L’observation et l’expérience : tels sont les deux termes auxquels il faut toujours revenir. Soit qu’on observe les phénomènes extérieurs que les sens nous présentent, soit qu’on étudie les phénomènes de la conscience interne qui nous sont révélés par la réflexion, le résultat est le même, et chaque observateur vient apporter son contingent à la science, qui, sans jamais faire un pas en arrière, s’enrichit ainsi chaque jour. Quant à la psychologie métaphysique, qui, partant d’une majeure non démontrée, s’appuie sur une mineure non démontrée, pour aboutir à une conclusion contestable, ce n’est pas de la science. C’était ainsi jadis qu’on faisait de la chimie et de la physiologie. Le résultat a été ce qu’on sait, jusqu’au jour où Lavoisier et Harvey ont fait plier les faux raisonnements devant l’autorité des faits. Il en est de la psychologie comme de la chimie et de la physiologie : les raisonnements vagues et les conjectures métaphysiques n’ont pas plus de valeur pour connaître l’homme moral que pour connaître l’homme physique. Pour tout ce qui est phénomène naturel, pour l’âme comme pour le corps, un fait certain l’emporte sur un raisonnement douteux.

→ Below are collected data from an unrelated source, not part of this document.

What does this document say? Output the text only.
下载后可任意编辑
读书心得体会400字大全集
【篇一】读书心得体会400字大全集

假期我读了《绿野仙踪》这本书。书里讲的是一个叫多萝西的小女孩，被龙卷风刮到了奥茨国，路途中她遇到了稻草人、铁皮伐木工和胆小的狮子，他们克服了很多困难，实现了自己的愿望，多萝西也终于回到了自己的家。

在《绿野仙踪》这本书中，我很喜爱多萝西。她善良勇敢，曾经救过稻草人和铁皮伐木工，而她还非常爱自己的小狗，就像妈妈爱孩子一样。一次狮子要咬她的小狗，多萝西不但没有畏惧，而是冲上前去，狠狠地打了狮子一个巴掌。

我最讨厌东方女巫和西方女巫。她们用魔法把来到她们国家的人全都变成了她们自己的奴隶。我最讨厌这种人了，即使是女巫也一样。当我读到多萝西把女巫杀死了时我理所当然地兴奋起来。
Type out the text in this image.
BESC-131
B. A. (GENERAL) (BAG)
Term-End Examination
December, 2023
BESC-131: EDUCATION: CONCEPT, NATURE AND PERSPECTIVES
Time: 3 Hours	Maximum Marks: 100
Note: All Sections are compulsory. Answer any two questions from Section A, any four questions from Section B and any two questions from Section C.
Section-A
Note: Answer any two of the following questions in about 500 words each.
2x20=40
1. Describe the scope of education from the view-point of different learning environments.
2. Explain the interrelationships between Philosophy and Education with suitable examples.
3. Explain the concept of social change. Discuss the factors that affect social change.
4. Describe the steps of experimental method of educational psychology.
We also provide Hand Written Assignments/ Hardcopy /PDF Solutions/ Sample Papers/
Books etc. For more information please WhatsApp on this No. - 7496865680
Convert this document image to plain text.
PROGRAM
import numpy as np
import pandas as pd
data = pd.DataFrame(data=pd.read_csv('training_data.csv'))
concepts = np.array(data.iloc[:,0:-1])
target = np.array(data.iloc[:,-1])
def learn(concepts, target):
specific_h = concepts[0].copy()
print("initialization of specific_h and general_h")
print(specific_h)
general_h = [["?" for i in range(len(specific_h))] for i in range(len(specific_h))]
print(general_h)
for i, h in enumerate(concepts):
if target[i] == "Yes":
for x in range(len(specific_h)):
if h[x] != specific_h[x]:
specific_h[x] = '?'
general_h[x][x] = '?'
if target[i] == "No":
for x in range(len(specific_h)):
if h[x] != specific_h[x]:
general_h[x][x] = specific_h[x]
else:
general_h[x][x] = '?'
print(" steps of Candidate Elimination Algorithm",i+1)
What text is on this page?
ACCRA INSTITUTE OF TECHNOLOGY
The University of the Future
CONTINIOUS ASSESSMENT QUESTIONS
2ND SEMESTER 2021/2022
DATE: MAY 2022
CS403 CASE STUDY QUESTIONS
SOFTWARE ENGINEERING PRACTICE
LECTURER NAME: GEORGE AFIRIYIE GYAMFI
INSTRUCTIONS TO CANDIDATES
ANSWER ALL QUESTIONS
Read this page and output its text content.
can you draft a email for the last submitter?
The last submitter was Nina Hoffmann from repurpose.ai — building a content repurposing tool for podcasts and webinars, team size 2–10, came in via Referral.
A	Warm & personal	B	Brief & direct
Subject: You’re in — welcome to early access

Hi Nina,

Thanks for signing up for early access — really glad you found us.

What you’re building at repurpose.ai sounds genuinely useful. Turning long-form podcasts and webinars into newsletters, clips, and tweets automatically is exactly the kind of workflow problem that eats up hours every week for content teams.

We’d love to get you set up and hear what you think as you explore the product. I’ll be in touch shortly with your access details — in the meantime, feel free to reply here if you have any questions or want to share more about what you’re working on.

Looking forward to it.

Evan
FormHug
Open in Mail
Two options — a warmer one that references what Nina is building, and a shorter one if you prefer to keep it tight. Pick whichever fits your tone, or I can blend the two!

La nature est assez riche en vérités pour nous réserver bien des étonnements qui confondront les syllogismes les mieux bâtis, car, selon la belle expression de Pascal, l’imagination se lasserait de concevoir plutôt que la nature de fournir.

J’espère que M. Egger m’accordera cette conclusion. Il n’y a de véritable progrès que si, au lieu de rester dans le vague, la science psychologique se limite à l’observation approfondie des phénomènes de conscience et des faits physiologiques. Hors de là, tout est faux, obscur et incertain, et il n’y a pas de science. C’est pour défendre le principe de cette méthode expérimentale que j’avais critiqué le travail de M. Egger. Ce principe, je l’avais cru attaqué, et je ne demande pas mieux que de m’être trompé.

Charles Richet.
Le propriétaire-gérant,
Germer Baillière.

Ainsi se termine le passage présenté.